RFID Aids in Rescue of Hundreds of Starving Llamas
Some 600 llamas that that were starving at a defunct animal sanctuary have been successfully rescued and are now being relocated to new homes—thanks, in part, to RFID tags and readers. On Dec. 3, 2010, representatives of the llama community were contacted regarding more than 1,000 starving animals at the Montana Large Animal Sanctuary & Rescue. Southeast Llama Rescue, Northeast Llama Rescue, Southwest Llama Rescue, the Llama Association of North America, the Lama Lifeline Committee and AniMeals.com immediately mobilized resources to evacuate the 600 llamas found at the sanctuary. Among those who have been working with Northeast Llama Rescue is Ellen Prosser, who owns Fort Lucas Farm, located in Colrain, Mass., where she and her husband raise llamas and alpacas. When the stranded animals were first discovered, Prosser says, none of the animals had any identification. "They had no names, no medical histories, and few identifiers," she states. To help resolve this problem, Digital Angel Corp.'s Destron Fearing subsidiary donated the necessary RFID tags and interrogators. Destron Fearing's LifeChip Bio-Thermo microchips, each about the size of a grain of rice, contain passive 134.2 kHz transponders pre-encoded with ID numbers. The chips are inserted using single-use syringes, and the numbers can be registered in a registry or database regarding each of the tagged animals. In the case of the rescue, the chips proved to be extremely valuable tools for gathering, moving and treating the llamas. The RFID technology has been providing an efficient and accurate means to positively identify the llamas, Prosser says, "so as to track them for medical purposes, to tie a name to a particular animal, and to make sure adopters get the animal they choose down the road. The microchips are our best current technology for doing that." The process of inserting the microchips, she adds, was quicker and less stressful than the alternative of tattooing the llamas. At this time, Destron Fearing's LifeChip has been used in the evacuation of approximately 400 llamas, with the remaining animals currently in the process of being removed. The rescue groups rely on donations. Information on how to support their efforts can be found at Fort Lucas Farm's Web site, or by contacting the Northeast Llama Rescue at NELR, Box 410, Middleburgh, NY, 12122.
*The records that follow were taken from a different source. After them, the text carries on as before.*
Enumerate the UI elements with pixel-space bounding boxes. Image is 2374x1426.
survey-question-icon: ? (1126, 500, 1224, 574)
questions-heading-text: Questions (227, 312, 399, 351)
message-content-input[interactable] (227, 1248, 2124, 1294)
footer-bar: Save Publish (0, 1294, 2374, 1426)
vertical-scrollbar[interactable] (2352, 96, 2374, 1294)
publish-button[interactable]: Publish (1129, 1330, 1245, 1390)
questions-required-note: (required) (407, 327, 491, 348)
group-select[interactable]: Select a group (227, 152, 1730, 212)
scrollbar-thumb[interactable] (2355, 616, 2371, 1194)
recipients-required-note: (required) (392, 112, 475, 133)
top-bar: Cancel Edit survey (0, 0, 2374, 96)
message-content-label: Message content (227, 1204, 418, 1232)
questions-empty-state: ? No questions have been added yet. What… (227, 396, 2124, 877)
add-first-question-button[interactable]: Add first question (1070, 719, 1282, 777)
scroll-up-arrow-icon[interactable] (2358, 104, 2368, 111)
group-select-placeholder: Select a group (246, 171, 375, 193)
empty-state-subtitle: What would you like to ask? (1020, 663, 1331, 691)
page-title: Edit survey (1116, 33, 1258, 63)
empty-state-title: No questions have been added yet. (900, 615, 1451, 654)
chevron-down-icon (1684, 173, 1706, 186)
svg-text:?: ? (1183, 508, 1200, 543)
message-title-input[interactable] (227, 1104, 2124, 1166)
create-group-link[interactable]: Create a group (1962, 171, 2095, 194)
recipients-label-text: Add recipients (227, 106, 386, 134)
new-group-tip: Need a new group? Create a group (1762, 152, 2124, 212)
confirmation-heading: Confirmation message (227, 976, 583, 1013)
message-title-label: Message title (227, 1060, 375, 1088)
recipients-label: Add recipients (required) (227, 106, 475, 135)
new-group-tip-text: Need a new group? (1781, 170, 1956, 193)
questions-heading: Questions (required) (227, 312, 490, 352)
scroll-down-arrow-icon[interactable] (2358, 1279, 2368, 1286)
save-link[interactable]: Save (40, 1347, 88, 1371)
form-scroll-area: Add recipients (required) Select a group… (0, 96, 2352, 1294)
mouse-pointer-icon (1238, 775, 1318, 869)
Xerafy Survey Says Read Performance Drives RFID Decisions
Xerafy, a provider of RFID tags for metal assets, recently surveyed end users and systems integrators, who said that when it comes to performance requirements, read distance and performance mattered most in their purchasing decisions. Respondents represented a variety of industries using on-metal or in-metal RFID tags for such applications as manufacturing, warehouse, oil and gas, and aerospace; the survey was conducted from October to December 2010. Approximately 70 percent of respondents said they felt read performance controlled their choice, with most (44 percent) reporting that applications required a read distance greater than 10 feet, and 27 percent saying they desired a tag with equivalent signal performance for both metallic and non-metallic assets. The results regarding what influences purchasing decisions were somewhat surprising, Xerafy reports, in that the company assumed price to be the most important factor, whereas the survey found that the capability to embed a tag in an asset held the most influence, by 40 percent. The second highest factor was tag size. According to Xerafy, the greater need for the RFID tag to fit the application, versus just selling on price, signifies an interesting shift in the adoption of RFID technology. Because 75 percent of respondents indicated the two main markets for RFID-on-metal applications to be manufacturing and warehouse, the company notes, the choice for read performance over other features made sense. Consequently, Xerafy plans to introduce several new products designed for these key markets in 2011.